The Pattern Language of Commoning card deck used at the workshop contained 33 action pattern cards. These practice patterns have been condensed by Silke Helfrich from over 400 interviews worldwide – they can be described as solutions and practice patterns of success that are helpful and suitable in a variety of problem situations in order to better master the challenges of successful communication, cooperation and joint problem solving.
The Pattern Language of Commoning is therefore particularly suitable for creating a new language of successful transformation and for constructively addressing the classic challenges of collaboration. The Pattern Language has so far been used primarily in commoning projects to reflect on one’s own practice as a commoner and to transform it in line with the commons. It has mainly been used in self-organized groups, solidarity-based agriculture or solidarity-based living. With a threefold understanding of democracy, this is not only relevant to social togetherness and peer governance, but also with regard to a care economy.
Within the framework of the AECED project, we want to make this threefold approach to democratisation fruitful for individual and collective learning, organisational learning and transformation towards a socio-ecological practice.
The Pattern Language of Commoning sees itself as a methodology that can support democratisation and organisational learning.

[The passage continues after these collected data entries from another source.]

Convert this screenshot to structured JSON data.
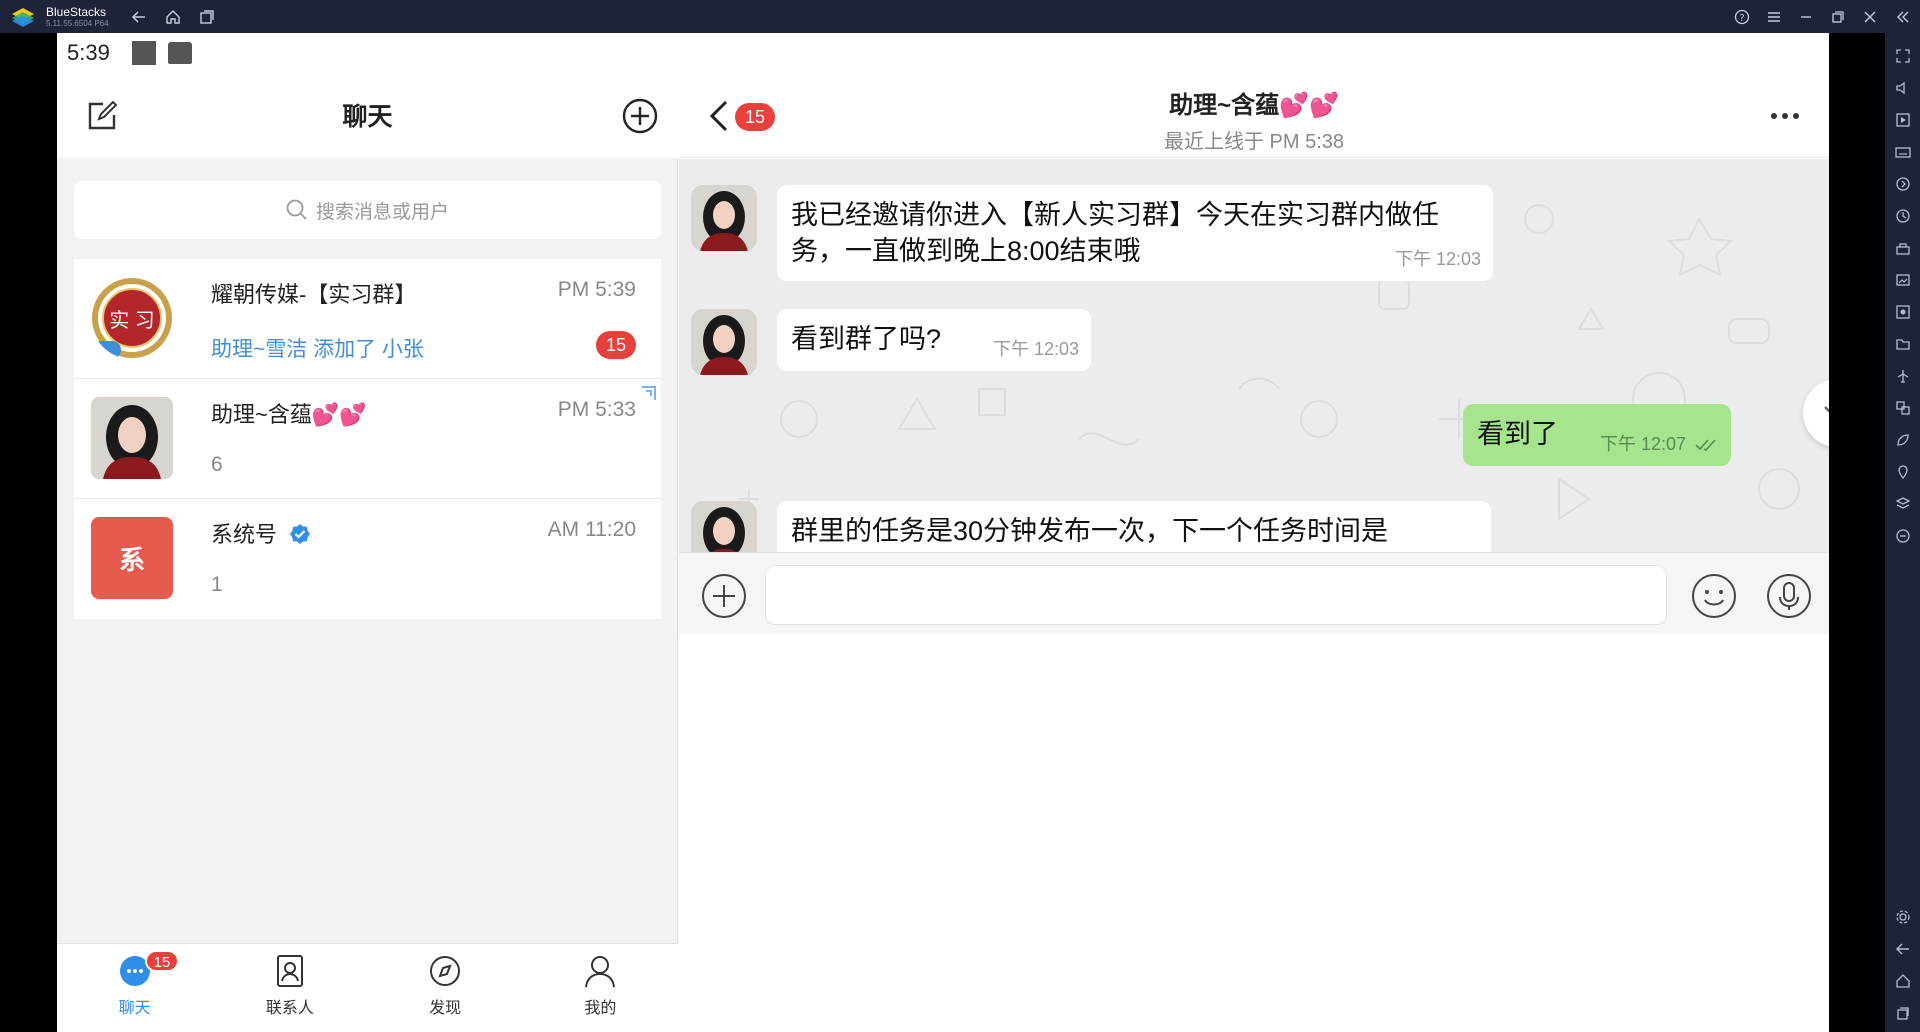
{
  "emulator": {
    "app_name": "BlueStacks",
    "version": "5.11.55.6504 P64"
  },
  "statusbar": {
    "time": "5:39"
  },
  "left": {
    "title": "聊天",
    "search_placeholder": "搜索消息或用户",
    "chats": [
      {
        "name": "耀朝传媒-【实习群】",
        "time": "PM 5:39",
        "preview": "助理~雪洁 添加了 小张",
        "badge": "15",
        "avatar_text": "实 习"
      },
      {
        "name": "助理~含蕴💕💕",
        "time": "PM 5:33",
        "preview": "6"
      },
      {
        "name": "系统号",
        "time": "AM 11:20",
        "preview": "1",
        "avatar_text": "系"
      }
    ],
    "nav": [
      {
        "label": "聊天",
        "badge": "15"
      },
      {
        "label": "联系人"
      },
      {
        "label": "发现"
      },
      {
        "label": "我的"
      }
    ]
  },
  "right": {
    "back_badge": "15",
    "title": "助理~含蕴💕💕",
    "subtitle": "最近上线于 PM 5:38",
    "messages": [
      {
        "text": "我已经邀请你进入【新人实习群】今天在实习群内做任务，一直做到晚上8:00结束哦",
        "time": "下午 12:03",
        "dir": "in"
      },
      {
        "text": "看到群了吗?",
        "time": "下午 12:03",
        "dir": "in"
      },
      {
        "text": "看到了",
        "time": "下午 12:07",
        "dir": "out"
      },
      {
        "text": "群里的任务是30分钟发布一次，下一个任务时间是",
        "dir": "in"
      }
    ]
  },
  "colors": {
    "accent_blue": "#2f8fe8",
    "badge_red": "#e8403c",
    "bubble_out": "#a6e58d",
    "system_avatar": "#e65b4d"
  }
}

The Pattern Language of Commoning is based on aesthetic and embodied learning. The workshop aimed to jointly develop methods and applications that will lead to a practical handbook for facilitating, accompanying, supporting and advising commoning processes.
People from very different contexts took part in the face-to-face workshop – further methods were created using the Pattern Language of Commoning card deck: From ‘pattern charades’ to process development methods, a broad spectrum of methods was created, and a total of 26 methods and applications of the Pattern Language of Commoning were collected, created and explored. Over the next year, the process will continue with monthly online meetings so that the pattern language methods handbook can go to print in March 2026.